I am starting to learn transient analysis series RC which requires our own equations to be derived, but I don't understand how the voltage across the capacitor is given in the equation below from a KVL loop around the circuit (underlined in yellow):
I'm assuming it comes from the basic capacitor voltage/current relationship formula below, but would appreciate if someone would explain how it is given in this form mathematically.
Thanks
Your questions aren't entirely clear to me, so please accept my apologies if I wander just a bit. I'll avoid using integrating factors below, as well, since it's not necessary for this problem.
For ideal capacitors (few are), the basic idea is \$Q=C\:V\$. Taking the full derivative, this is \$\text{d} Q = C\:\text{d} V+V\:\text{d}C\$. But it's usually assumed that \$\text{d}C=0\$ -- that there is no change in capacitance, since it is a fixed value in an ideal capacitor. So \$\text{d} Q = C\:\text{d} V\$. You can now introduce time by simply dividing both sides by \$\text{d} t\$, giving \$\frac{\text{d} Q}{\text{d} t} = C\:\frac{\text{d} V}{\text{d} t}=I\$. (The ad-hoc introduction of the infinitesimal of time can be done where it pleases.)
Your KVL loop equation is:
$$\begin{align*} V &= R\:I_{\left(t\right)}+\frac{1}{C}\int I_{\left(t\right)}\:\text{d}t\tag{1}\\\\ \text{d} V&=R\:\text{d}I_{\left(t\right)}+\frac{I_{\left(t\right)}}{C}\text{d} t=0\tag{2}\\\\ \text{d}I_{\left(t\right)}&=-\frac{I_{\left(t\right)}}{R\,C}\text{d} t\tag{3}\\\\ \frac{\text{d}I_{\left(t\right)}}{I_{\left(t\right)}}&=\frac{-1}{R\,C}\text{d} t\tag{4}\\\\ \int\frac{\text{d}I_{\left(t\right)}}{I_{\left(t\right)}}&=\frac{-1}{R\,C}\int\text{d} t\tag{5}\\\\ \operatorname{ln}\left(I_{\left(t\right)}\right)&=\frac{-t}{R\,C} + A_0\tag{6}\\\\ I_{\left(t\right)}&=e^{\left[\frac{-t}{R\,C} + A_0\right]}=e^{A_0}e^{\frac{-t}{R\,C}}=A\,e^{\frac{-t}{R\,C}}\tag{7} \end{align*}$$
Where \$A\$ is the constant of integration you need to worry about, now.

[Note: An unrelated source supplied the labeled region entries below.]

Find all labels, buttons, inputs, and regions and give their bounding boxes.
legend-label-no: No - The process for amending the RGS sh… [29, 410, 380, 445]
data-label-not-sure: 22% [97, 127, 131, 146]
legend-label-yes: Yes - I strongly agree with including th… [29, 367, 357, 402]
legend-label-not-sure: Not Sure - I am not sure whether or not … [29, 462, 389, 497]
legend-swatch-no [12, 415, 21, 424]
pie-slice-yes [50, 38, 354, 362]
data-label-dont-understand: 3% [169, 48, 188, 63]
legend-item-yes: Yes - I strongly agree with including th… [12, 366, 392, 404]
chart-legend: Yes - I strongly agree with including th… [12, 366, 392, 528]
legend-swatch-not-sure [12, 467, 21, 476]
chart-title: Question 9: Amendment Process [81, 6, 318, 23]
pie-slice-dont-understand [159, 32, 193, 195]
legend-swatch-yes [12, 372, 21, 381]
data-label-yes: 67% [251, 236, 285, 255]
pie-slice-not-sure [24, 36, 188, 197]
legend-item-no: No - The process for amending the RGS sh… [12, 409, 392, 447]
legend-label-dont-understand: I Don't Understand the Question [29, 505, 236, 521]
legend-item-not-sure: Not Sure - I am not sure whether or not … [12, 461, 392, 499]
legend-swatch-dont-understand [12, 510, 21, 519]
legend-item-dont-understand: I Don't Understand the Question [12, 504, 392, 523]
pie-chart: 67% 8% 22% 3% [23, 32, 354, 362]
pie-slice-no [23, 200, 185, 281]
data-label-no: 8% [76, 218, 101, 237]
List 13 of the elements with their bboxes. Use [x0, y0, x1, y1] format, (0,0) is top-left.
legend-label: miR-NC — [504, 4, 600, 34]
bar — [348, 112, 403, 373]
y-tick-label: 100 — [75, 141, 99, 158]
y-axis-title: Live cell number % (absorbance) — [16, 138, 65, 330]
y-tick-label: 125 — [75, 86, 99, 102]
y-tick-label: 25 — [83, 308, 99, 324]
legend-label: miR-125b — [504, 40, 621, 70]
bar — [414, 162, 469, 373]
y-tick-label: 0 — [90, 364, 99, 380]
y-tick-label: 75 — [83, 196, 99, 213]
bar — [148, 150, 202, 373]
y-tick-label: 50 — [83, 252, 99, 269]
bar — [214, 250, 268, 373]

At \$t=0\$, it must be that \$A=I_{t=0}\$. If the voltage across the capacitor at \$t=0\$ is \$V_C=0\:\text{V}\$, then it follows that \$A=\frac{V}{R}\$. So the result must be:
$$I_{\left(t\right)}=\frac{V}R\,e^{\frac{-t}{R\,C}}\tag{Series Current}\label{E1}$$
And,
$$\begin{align*} V_{C\left(t\right)} &= \frac{1}{C}\int I_{\left(t\right)}\:\text{d}t\tag{8}\\\\ &=\frac{1}{C}\int \frac{V}R\,e^{\frac{-t}{R\,C}}\:\text{d}t\tag{9}\\\\ &=\frac{V}{R\,C}\int e^{\frac{-t}{R\,C}}\:\text{d}t\tag{10}\\\\ &=\frac{V}{R\,C}\left[-R\,C\,e^{\frac{-t}{R\,C}} + A_0\right]\tag{11}\\\\ &=V\left[\frac{A_0}{R\,C}-e^{\frac{-t}{R\,C}}\right]\tag{12} \end{align*}$$
Again, at \$t=0\$ and assuming that \$V_{C\left(t=0\right)}=0\:\text{V}\$, it follows that \$A_0=R\,C\$. So:
$$V_{C\left(t\right)}=V\left[1-e^{\frac{-t}{R\,C}}\right]\label{E2}\tag{Capacitor Voltage}$$
That's it. The \$\ref{E1}\$ equation provides the current in both \$R\$ and \$C\$, since both must be the same. The \$\ref{E2}\$ equation provides the voltage that accumulates onto the capacitor over time.
Simple answer is after switch closes, Ip=V/R then decays with a slope dV/dt=V/RC = V/T then exponential decay. So Vc rises with this slope with same exponential rise toward Vc with a linear asymptote at the t=T=RC at V=~64%Vcc then slower as current reduces.